We begin by filtering our time-domain data:
- we apply a high-pass filter to remove low frequency drifts
- we apply a low-pass filter to remove high frequency artifacts.

In [None]:
## Filter the EEG Signal.
#  High-pass filter with limit of 0.1Hz. 
#  Note that we create a copy of the original rawIn object before filtering.

rawIn_hifilt = rawIn.copy().filter(0.1, None, fir_design='firwin')

In [None]:
## Filter the EEG Signal
#. Low-pass filter with a limit of 40Hz
#  Note that we create a copy of the original rawIn object before filtering.

rawIn_lofilt = rawIn.copy().filter(None, 40, fir_design='firwin'

# 3. Re-referencing 

The potential measured in microVolts is measured in relation to the potential at another point, called the reference.

This means that the activity at each channel is interpreted relative to the potential at a reference.
- the reference can be the mean activity of all electrodes.
- the average of the two mastoids (generally these reference channels are marked as Ref1, Ref2 or EXG1, EXG2)
The current dataset does not have the external (EXG) channels, so we will apply an average reference.

However, we cannot include the bad channels or the VEOG when applying the reference.
We use the *pick_types()* method to exclude these channels when applying the average reference.

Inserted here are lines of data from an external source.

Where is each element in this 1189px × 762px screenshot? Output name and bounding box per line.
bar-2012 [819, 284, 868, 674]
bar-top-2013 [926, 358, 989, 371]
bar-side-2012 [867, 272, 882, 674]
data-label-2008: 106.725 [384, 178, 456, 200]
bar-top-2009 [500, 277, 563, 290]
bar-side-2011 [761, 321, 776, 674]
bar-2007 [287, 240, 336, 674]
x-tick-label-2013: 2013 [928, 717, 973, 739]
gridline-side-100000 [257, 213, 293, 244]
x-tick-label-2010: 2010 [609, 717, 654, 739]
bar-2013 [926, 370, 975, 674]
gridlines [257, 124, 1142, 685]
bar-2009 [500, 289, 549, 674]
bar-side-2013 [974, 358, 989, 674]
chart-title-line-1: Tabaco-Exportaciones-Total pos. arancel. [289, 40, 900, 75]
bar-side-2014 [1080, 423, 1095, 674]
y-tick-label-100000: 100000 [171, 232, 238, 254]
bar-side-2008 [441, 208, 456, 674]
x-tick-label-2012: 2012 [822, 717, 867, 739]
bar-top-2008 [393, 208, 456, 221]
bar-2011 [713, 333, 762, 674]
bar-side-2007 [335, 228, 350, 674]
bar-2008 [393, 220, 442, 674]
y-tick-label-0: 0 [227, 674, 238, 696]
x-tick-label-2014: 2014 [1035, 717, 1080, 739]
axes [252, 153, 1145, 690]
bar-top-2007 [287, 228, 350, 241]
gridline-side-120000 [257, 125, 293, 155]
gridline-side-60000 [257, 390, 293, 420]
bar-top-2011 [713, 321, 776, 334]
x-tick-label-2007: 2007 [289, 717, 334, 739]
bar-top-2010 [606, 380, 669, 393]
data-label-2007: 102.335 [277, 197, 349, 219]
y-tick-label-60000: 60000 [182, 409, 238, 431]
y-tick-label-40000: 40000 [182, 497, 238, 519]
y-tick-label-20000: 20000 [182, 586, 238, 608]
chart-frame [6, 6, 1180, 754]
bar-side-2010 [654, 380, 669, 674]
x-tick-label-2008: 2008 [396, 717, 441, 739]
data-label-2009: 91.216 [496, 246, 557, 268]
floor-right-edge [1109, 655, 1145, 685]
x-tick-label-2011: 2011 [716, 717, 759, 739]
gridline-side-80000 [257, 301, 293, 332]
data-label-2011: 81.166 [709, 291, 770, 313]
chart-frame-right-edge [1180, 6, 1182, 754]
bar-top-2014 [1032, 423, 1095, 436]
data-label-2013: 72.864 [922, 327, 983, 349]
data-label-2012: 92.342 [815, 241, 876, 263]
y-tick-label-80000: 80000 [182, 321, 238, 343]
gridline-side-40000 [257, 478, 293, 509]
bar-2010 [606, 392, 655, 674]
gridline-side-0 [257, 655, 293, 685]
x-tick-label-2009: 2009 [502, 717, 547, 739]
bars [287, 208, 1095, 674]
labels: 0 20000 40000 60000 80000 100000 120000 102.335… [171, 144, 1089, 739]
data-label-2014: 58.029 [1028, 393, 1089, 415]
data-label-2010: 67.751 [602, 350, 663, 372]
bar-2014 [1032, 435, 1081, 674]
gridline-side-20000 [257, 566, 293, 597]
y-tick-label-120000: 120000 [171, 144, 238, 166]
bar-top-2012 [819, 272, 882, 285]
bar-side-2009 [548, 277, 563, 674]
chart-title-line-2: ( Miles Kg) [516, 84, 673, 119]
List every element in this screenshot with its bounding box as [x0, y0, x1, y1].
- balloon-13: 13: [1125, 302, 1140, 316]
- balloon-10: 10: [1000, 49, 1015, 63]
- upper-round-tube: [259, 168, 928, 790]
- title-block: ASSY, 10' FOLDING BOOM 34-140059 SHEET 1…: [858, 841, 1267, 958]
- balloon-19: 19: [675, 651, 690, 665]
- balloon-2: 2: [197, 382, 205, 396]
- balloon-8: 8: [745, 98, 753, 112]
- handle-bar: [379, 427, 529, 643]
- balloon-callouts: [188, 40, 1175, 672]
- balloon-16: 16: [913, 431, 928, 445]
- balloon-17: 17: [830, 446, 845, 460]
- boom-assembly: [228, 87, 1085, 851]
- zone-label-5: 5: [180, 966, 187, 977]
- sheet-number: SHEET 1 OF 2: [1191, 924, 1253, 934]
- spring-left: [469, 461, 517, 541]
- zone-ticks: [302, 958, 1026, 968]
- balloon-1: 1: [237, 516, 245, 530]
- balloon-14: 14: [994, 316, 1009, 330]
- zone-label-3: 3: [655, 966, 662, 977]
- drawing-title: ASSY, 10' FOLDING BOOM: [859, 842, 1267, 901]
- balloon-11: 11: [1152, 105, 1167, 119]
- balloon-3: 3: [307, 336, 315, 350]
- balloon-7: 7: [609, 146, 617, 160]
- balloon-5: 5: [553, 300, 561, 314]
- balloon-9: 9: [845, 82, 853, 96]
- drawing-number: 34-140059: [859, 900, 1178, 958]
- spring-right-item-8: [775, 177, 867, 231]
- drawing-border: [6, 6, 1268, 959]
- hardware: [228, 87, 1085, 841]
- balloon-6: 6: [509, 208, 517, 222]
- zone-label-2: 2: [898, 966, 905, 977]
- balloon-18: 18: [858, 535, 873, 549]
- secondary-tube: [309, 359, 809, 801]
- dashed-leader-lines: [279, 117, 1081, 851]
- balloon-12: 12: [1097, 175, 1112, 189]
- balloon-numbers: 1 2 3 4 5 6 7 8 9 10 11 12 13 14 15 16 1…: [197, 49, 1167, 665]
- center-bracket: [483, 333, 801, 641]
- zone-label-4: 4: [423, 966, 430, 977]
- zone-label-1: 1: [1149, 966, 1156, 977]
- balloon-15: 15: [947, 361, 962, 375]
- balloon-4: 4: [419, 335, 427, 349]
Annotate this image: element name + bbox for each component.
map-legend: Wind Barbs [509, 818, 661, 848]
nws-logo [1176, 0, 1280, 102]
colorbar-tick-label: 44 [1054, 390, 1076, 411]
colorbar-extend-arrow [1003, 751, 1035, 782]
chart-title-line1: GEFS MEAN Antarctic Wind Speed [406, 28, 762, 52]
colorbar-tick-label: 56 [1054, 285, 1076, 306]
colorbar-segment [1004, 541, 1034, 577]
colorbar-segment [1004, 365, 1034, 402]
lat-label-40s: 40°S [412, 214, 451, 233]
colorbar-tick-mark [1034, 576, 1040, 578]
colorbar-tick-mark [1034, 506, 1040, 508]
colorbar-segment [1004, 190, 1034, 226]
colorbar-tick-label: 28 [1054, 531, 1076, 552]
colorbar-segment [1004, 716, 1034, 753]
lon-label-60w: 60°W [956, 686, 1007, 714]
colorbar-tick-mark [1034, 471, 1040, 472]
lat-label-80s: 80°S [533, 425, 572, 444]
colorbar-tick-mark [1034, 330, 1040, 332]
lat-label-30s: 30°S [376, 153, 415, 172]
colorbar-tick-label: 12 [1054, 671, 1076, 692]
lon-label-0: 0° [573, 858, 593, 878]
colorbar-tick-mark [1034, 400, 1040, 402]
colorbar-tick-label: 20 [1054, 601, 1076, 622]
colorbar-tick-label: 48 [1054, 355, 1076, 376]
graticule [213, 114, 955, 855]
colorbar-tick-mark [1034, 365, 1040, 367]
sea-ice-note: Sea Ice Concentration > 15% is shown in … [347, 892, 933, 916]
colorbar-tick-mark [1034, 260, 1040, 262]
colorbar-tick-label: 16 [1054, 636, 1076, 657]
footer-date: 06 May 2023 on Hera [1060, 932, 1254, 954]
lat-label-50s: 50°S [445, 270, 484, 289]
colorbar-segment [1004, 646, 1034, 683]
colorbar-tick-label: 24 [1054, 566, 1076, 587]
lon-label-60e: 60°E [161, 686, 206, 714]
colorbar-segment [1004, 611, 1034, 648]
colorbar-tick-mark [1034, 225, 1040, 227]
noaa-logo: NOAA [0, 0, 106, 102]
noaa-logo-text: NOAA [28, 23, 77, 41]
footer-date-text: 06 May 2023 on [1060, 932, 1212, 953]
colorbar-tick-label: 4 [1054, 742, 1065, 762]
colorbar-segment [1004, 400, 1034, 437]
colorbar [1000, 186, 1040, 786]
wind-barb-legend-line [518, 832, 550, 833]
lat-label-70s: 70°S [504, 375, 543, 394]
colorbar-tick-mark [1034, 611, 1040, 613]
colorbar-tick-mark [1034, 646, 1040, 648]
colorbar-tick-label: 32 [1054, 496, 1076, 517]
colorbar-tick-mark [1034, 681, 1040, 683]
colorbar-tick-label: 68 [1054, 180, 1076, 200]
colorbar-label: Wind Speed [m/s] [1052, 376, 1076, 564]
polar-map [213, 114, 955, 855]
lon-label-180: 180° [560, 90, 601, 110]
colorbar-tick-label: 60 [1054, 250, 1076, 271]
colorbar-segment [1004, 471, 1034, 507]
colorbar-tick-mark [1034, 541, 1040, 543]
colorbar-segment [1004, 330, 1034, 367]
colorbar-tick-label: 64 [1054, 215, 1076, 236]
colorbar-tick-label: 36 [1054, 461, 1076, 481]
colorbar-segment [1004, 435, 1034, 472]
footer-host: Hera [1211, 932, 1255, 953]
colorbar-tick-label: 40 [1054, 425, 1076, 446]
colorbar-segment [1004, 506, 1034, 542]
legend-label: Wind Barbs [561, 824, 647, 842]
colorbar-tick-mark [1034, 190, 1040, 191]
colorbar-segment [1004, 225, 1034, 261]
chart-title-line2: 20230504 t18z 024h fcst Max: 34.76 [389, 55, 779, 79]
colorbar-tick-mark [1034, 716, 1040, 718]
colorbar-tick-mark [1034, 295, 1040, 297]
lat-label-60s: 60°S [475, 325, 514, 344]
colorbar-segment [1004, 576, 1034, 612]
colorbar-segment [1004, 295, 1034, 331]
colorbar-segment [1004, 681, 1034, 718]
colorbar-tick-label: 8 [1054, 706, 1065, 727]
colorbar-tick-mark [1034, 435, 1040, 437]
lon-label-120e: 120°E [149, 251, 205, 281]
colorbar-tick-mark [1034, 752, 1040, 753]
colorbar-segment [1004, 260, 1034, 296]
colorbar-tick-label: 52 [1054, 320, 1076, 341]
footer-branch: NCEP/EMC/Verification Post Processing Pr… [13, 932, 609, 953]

<a href="https://predictablynoisy.com/mne-python/generated/mne.set_eeg_reference.html"> Link to MNE page on **mne.set_eeg.reference()**</a>

In [None]:
'''
    Note that we are excluding the eog channel and the bad channels from the average reference calculation.
'''
rawIn_ref = rawIn_lofilt.copy().pick_types(eeg=True, exclude= ['bads','misc', 'stim']).set_eeg_reference()

# 4. Detecting noisy electrodes 

Different approaches can be taken to identify those electrodes to reject from further analysis:
- Manual detection, manual annotation of the data.
- Study the spectrum of the data to detect outliers.
- Automatic detection of outliers based on measures based on amplitude, the predictability of the signal, the presence of energy in certain frequency bands.

## Task 1:

Select 4 midline electrodes and compare them as follows:
- Before and after bandpass filtering
- Before and after average reference
- Compare the result of reference using the average reference and the Cz as a reference.